You're looking at the top side of Challenger's right wing with the right SRB (please note the word "LOADED" that's stenciled on the side of it, which means that's it's fully fueled and is to be treated with the same respect you'd treat a stick of dynamite with) and also just a teeny little bit of the ET next to it, through some steel framing that was fabricated and installed on the front side of the RSS under an overall heading of "PBK and Contingency Platforms."

"PBK and Contingency Platforms" was a bit of a catch-all heading that encompassed several different sets of platforms located on the front of the RSS, all in the same vague general location of the PCR Doors and to either side, in the area between the RSS Bottom Truss at elevation 135' and the Top Truss at elevation 208'.

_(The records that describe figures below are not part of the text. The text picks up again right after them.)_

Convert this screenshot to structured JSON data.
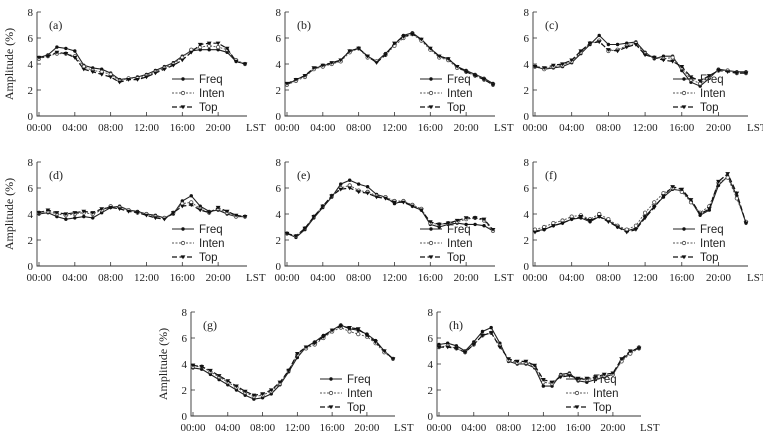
{
  "chart_data": [
    {
      "id": "a",
      "type": "line",
      "panel_label": "(a)",
      "ylabel": "Amplitude (%)",
      "ylim": [
        0,
        8
      ],
      "yticks": [
        "0",
        "2",
        "4",
        "6",
        "8"
      ],
      "xticks": [
        "00:00",
        "04:00",
        "08:00",
        "12:00",
        "16:00",
        "20:00",
        "LST"
      ],
      "legend": [
        "Freq",
        "Inten",
        "Top"
      ],
      "series": [
        {
          "name": "Freq",
          "values": [
            4.5,
            4.7,
            5.3,
            5.2,
            5.0,
            3.9,
            3.7,
            3.6,
            3.3,
            2.8,
            2.9,
            3.0,
            3.2,
            3.5,
            3.8,
            4.1,
            4.6,
            5.0,
            5.1,
            5.1,
            5.1,
            4.9,
            4.2,
            4.0
          ]
        },
        {
          "name": "Inten",
          "values": [
            4.4,
            4.6,
            4.8,
            4.8,
            4.6,
            3.8,
            3.5,
            3.4,
            3.2,
            2.7,
            2.9,
            2.9,
            3.1,
            3.4,
            3.7,
            4.0,
            4.5,
            5.1,
            5.3,
            5.4,
            5.3,
            5.1,
            4.3,
            4.0
          ]
        },
        {
          "name": "Top",
          "values": [
            4.5,
            4.6,
            4.9,
            4.8,
            4.5,
            3.6,
            3.4,
            3.2,
            3.0,
            2.6,
            2.8,
            2.8,
            3.0,
            3.3,
            3.6,
            3.9,
            4.3,
            4.9,
            5.5,
            5.6,
            5.6,
            5.2,
            4.2,
            4.0
          ]
        }
      ]
    },
    {
      "id": "b",
      "type": "line",
      "panel_label": "(b)",
      "ylabel": "",
      "ylim": [
        0,
        8
      ],
      "yticks": [
        "0",
        "2",
        "4",
        "6",
        "8"
      ],
      "xticks": [
        "00:00",
        "04:00",
        "08:00",
        "12:00",
        "16:00",
        "20:00",
        "LST"
      ],
      "legend": [
        "Freq",
        "Inten",
        "Top"
      ],
      "series": [
        {
          "name": "Freq",
          "values": [
            2.4,
            2.8,
            3.1,
            3.6,
            3.9,
            4.0,
            4.3,
            5.0,
            5.2,
            4.6,
            4.2,
            4.8,
            5.5,
            6.2,
            6.4,
            5.9,
            5.2,
            4.6,
            4.4,
            3.8,
            3.5,
            3.2,
            2.9,
            2.5
          ]
        },
        {
          "name": "Inten",
          "values": [
            2.4,
            2.7,
            3.0,
            3.6,
            3.8,
            4.0,
            4.2,
            4.9,
            5.2,
            4.5,
            4.2,
            4.7,
            5.4,
            6.0,
            6.3,
            5.8,
            5.1,
            4.5,
            4.3,
            3.7,
            3.4,
            3.1,
            2.8,
            2.4
          ]
        },
        {
          "name": "Top",
          "values": [
            2.5,
            2.8,
            3.1,
            3.7,
            3.9,
            4.1,
            4.3,
            5.0,
            5.2,
            4.6,
            4.1,
            4.7,
            5.6,
            6.1,
            6.3,
            5.9,
            5.2,
            4.6,
            4.4,
            3.8,
            3.4,
            3.1,
            2.8,
            2.4
          ]
        }
      ]
    },
    {
      "id": "c",
      "type": "line",
      "panel_label": "(c)",
      "ylabel": "",
      "ylim": [
        0,
        8
      ],
      "yticks": [
        "0",
        "2",
        "4",
        "6",
        "8"
      ],
      "xticks": [
        "00:00",
        "04:00",
        "08:00",
        "12:00",
        "16:00",
        "20:00",
        "LST"
      ],
      "legend": [
        "Freq",
        "Inten",
        "Top"
      ],
      "series": [
        {
          "name": "Freq",
          "values": [
            3.8,
            3.6,
            3.7,
            3.8,
            4.1,
            4.8,
            5.5,
            6.2,
            5.5,
            5.5,
            5.6,
            5.7,
            4.9,
            4.4,
            4.6,
            4.6,
            3.5,
            2.6,
            2.3,
            2.9,
            3.6,
            3.5,
            3.4,
            3.4
          ]
        },
        {
          "name": "Inten",
          "values": [
            3.8,
            3.6,
            3.8,
            3.9,
            4.2,
            4.9,
            5.6,
            5.8,
            5.0,
            5.1,
            5.4,
            5.6,
            4.8,
            4.5,
            4.4,
            4.5,
            3.7,
            2.8,
            2.5,
            3.0,
            3.5,
            3.5,
            3.3,
            3.3
          ]
        },
        {
          "name": "Top",
          "values": [
            3.8,
            3.7,
            3.9,
            4.0,
            4.3,
            5.0,
            5.6,
            5.7,
            5.1,
            5.0,
            5.3,
            5.5,
            4.7,
            4.5,
            4.3,
            4.2,
            3.8,
            3.0,
            2.7,
            3.1,
            3.5,
            3.4,
            3.3,
            3.3
          ]
        }
      ]
    },
    {
      "id": "d",
      "type": "line",
      "panel_label": "(d)",
      "ylabel": "Amplitude (%)",
      "ylim": [
        0,
        8
      ],
      "yticks": [
        "0",
        "2",
        "4",
        "6",
        "8"
      ],
      "xticks": [
        "00:00",
        "04:00",
        "08:00",
        "12:00",
        "16:00",
        "20:00",
        "LST"
      ],
      "legend": [
        "Freq",
        "Inten",
        "Top"
      ],
      "series": [
        {
          "name": "Freq",
          "values": [
            4.0,
            4.1,
            3.8,
            3.6,
            3.7,
            3.8,
            3.7,
            4.1,
            4.5,
            4.6,
            4.3,
            4.2,
            4.0,
            3.9,
            3.7,
            4.0,
            5.0,
            5.4,
            4.6,
            4.2,
            4.3,
            4.0,
            3.8,
            3.8
          ]
        },
        {
          "name": "Inten",
          "values": [
            4.1,
            4.2,
            4.0,
            3.9,
            4.0,
            4.1,
            4.0,
            4.3,
            4.6,
            4.5,
            4.3,
            4.1,
            4.0,
            3.8,
            3.7,
            4.1,
            4.8,
            4.9,
            4.4,
            4.1,
            4.4,
            4.1,
            3.8,
            3.8
          ]
        },
        {
          "name": "Top",
          "values": [
            4.1,
            4.3,
            4.1,
            4.0,
            4.1,
            4.2,
            4.1,
            4.4,
            4.5,
            4.4,
            4.2,
            4.1,
            3.9,
            3.7,
            3.6,
            4.1,
            4.6,
            4.7,
            4.3,
            4.1,
            4.5,
            4.2,
            3.9,
            3.8
          ]
        }
      ]
    },
    {
      "id": "e",
      "type": "line",
      "panel_label": "(e)",
      "ylabel": "",
      "ylim": [
        0,
        8
      ],
      "yticks": [
        "0",
        "2",
        "4",
        "6",
        "8"
      ],
      "xticks": [
        "00:00",
        "04:00",
        "08:00",
        "12:00",
        "16:00",
        "20:00",
        "LST"
      ],
      "legend": [
        "Freq",
        "Inten",
        "Top"
      ],
      "series": [
        {
          "name": "Freq",
          "values": [
            2.5,
            2.2,
            2.8,
            3.7,
            4.5,
            5.3,
            6.3,
            6.6,
            6.3,
            6.1,
            5.5,
            5.3,
            4.8,
            5.0,
            4.6,
            4.3,
            3.2,
            3.0,
            3.2,
            3.3,
            3.2,
            3.2,
            3.1,
            2.7
          ]
        },
        {
          "name": "Inten",
          "values": [
            2.5,
            2.3,
            2.9,
            3.8,
            4.6,
            5.4,
            6.0,
            6.2,
            5.8,
            5.7,
            5.4,
            5.3,
            5.0,
            5.0,
            4.7,
            4.4,
            3.3,
            3.2,
            3.3,
            3.4,
            3.6,
            3.7,
            3.5,
            2.7
          ]
        },
        {
          "name": "Top",
          "values": [
            2.5,
            2.3,
            2.9,
            3.8,
            4.6,
            5.4,
            5.9,
            6.0,
            5.7,
            5.6,
            5.3,
            5.2,
            4.9,
            4.9,
            4.6,
            4.3,
            3.4,
            3.2,
            3.3,
            3.5,
            3.7,
            3.7,
            3.6,
            2.8
          ]
        }
      ]
    },
    {
      "id": "f",
      "type": "line",
      "panel_label": "(f)",
      "ylabel": "",
      "ylim": [
        0,
        8
      ],
      "yticks": [
        "0",
        "2",
        "4",
        "6",
        "8"
      ],
      "xticks": [
        "00:00",
        "04:00",
        "08:00",
        "12:00",
        "16:00",
        "20:00",
        "LST"
      ],
      "legend": [
        "Freq",
        "Inten",
        "Top"
      ],
      "series": [
        {
          "name": "Freq",
          "values": [
            2.7,
            2.8,
            3.1,
            3.3,
            3.6,
            3.7,
            3.4,
            3.8,
            3.5,
            3.0,
            2.7,
            2.9,
            3.8,
            4.6,
            5.3,
            5.9,
            5.8,
            5.0,
            3.9,
            4.3,
            6.2,
            6.9,
            5.4,
            3.3
          ]
        },
        {
          "name": "Inten",
          "values": [
            2.8,
            3.0,
            3.3,
            3.5,
            3.8,
            3.9,
            3.6,
            4.0,
            3.6,
            3.1,
            2.8,
            3.1,
            4.1,
            4.9,
            5.6,
            6.0,
            5.7,
            4.9,
            4.1,
            4.6,
            6.4,
            6.8,
            5.2,
            3.4
          ]
        },
        {
          "name": "Top",
          "values": [
            2.6,
            2.8,
            3.1,
            3.3,
            3.6,
            3.8,
            3.5,
            3.8,
            3.4,
            3.0,
            2.6,
            2.8,
            3.7,
            4.5,
            5.4,
            6.1,
            5.9,
            5.1,
            4.0,
            4.4,
            6.5,
            7.1,
            5.6,
            3.3
          ]
        }
      ]
    },
    {
      "id": "g",
      "type": "line",
      "panel_label": "(g)",
      "ylabel": "Amplitude (%)",
      "ylim": [
        0,
        8
      ],
      "yticks": [
        "0",
        "2",
        "4",
        "6",
        "8"
      ],
      "xticks": [
        "00:00",
        "04:00",
        "08:00",
        "12:00",
        "16:00",
        "20:00",
        "LST"
      ],
      "legend": [
        "Freq",
        "Inten",
        "Top"
      ],
      "series": [
        {
          "name": "Freq",
          "values": [
            3.7,
            3.6,
            3.2,
            2.8,
            2.4,
            2.0,
            1.6,
            1.3,
            1.4,
            1.7,
            2.4,
            3.4,
            4.5,
            5.3,
            5.7,
            6.2,
            6.6,
            7.0,
            6.7,
            6.6,
            6.3,
            5.8,
            5.0,
            4.4
          ]
        },
        {
          "name": "Inten",
          "values": [
            3.8,
            3.8,
            3.4,
            3.0,
            2.6,
            2.2,
            1.8,
            1.5,
            1.6,
            1.9,
            2.5,
            3.5,
            4.7,
            5.2,
            5.5,
            6.0,
            6.5,
            6.8,
            6.5,
            6.3,
            6.1,
            5.6,
            4.9,
            4.4
          ]
        },
        {
          "name": "Top",
          "values": [
            3.9,
            3.8,
            3.5,
            3.1,
            2.7,
            2.3,
            1.9,
            1.6,
            1.7,
            2.0,
            2.6,
            3.5,
            4.8,
            5.3,
            5.6,
            6.1,
            6.6,
            6.9,
            6.8,
            6.7,
            6.2,
            5.7,
            5.0,
            4.4
          ]
        }
      ]
    },
    {
      "id": "h",
      "type": "line",
      "panel_label": "(h)",
      "ylabel": "",
      "ylim": [
        0,
        8
      ],
      "yticks": [
        "0",
        "2",
        "4",
        "6",
        "8"
      ],
      "xticks": [
        "00:00",
        "04:00",
        "08:00",
        "12:00",
        "16:00",
        "20:00",
        "LST"
      ],
      "legend": [
        "Freq",
        "Inten",
        "Top"
      ],
      "series": [
        {
          "name": "Freq",
          "values": [
            5.5,
            5.6,
            5.4,
            5.0,
            5.7,
            6.5,
            6.8,
            5.6,
            4.2,
            4.0,
            4.0,
            3.7,
            2.3,
            2.3,
            3.2,
            3.3,
            2.7,
            2.6,
            2.8,
            3.0,
            3.2,
            4.3,
            4.9,
            5.3
          ]
        },
        {
          "name": "Inten",
          "values": [
            5.3,
            5.4,
            5.2,
            4.9,
            5.5,
            6.2,
            6.4,
            5.4,
            4.3,
            4.1,
            4.1,
            3.8,
            2.6,
            2.5,
            3.1,
            3.2,
            2.8,
            2.8,
            2.9,
            3.1,
            3.2,
            4.2,
            4.8,
            5.2
          ]
        },
        {
          "name": "Top",
          "values": [
            5.3,
            5.3,
            5.2,
            4.9,
            5.5,
            6.2,
            6.4,
            5.3,
            4.4,
            4.2,
            4.2,
            3.9,
            2.8,
            2.6,
            3.0,
            3.1,
            2.9,
            2.9,
            3.0,
            3.2,
            3.3,
            4.4,
            5.0,
            5.2
          ]
        }
      ]
    }
  ]
}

"PBK" stood for Payload Bay Kit, and that the Payload Bay Kit involved being able to open the Space Shuttle's Payload Bay Doors manually, using fixtures that could be attached to the outside surface of the Payload Bay Doors, and the platforms that fell under this heading were very small flip-ups that attached directly to the Payload Changeout Room Doors at several different elevations, and which were accessed by a ladder that ran up one panel of each bi-fold PCR door, which afforded access to the whichever flip-up, at whichever elevation, that needed to be gotten to, to work this system, which was on the other panel of the bi-fold door. It sounds fairly involved, but it's not. Just a set of very small flip-up platforms on the PCR doors. Nothing more to it than that.

As far as "Contingency Platforms" is concerned, I never was able to understand the precise nature of whatever "contingency" as may have been referred to, but this part of the platforms set provided access to the orbiter's Aft Engine Compartment, which housed the SSME powerheads and thrust structure, and I suppose they would very much rather not have to get into that area and do work once the vehicle had been rolled out to the pad, but really, I have no idea as to who or what drove this choice of wording in the great scheme of nomenclature surrounding the Space Shuttle.

The platforms themselves (there was a pair of them, one on either side of the orbiter) had a funny double (stacked) monorail beam and hoist apparatus (the 'stacked' nature of this double-monorail system gives you roughly twice the horizontal linear reach of hoist travel in half the space which would be required for a single monorail) which you can see in this image, and which was used to lift into place, such equipment as might be needed near or inside the orbiter's aft compartment, to perform work that might be necessary when the Space Shuttle was sitting on its launch pad, prior to flight. The vertical members of this platform set which faced the wing of the orbiter, were not exactly vertical, but instead were slanted such that they sloped gently away from the RSS going from top to bottom, to take into account the matching slope of the top surface of the orbiter's wing, which they directly abutted.

A side note regarding this platform set: On Pad-A, less than a full month prior to the launch of STS-1 which was the Space Shuttle Program's inaugural flight, an accident claimed the lives of three technicians who had taken the left-hand-side platform set to gain access to the 50-1 door, which provided access to the orbiter's aft engine compartment. In the image above, you are looking at the right-hand-side platform set on Pad-B. This is a dangerous business. This is a business which demands your full respect and attention at all times, and even then it remains a very dangerous business.

And as for the orbiter itself in this picture? And as for Challenger?

What the fuck am I supposed to say, anyway? What the fuck is there to say?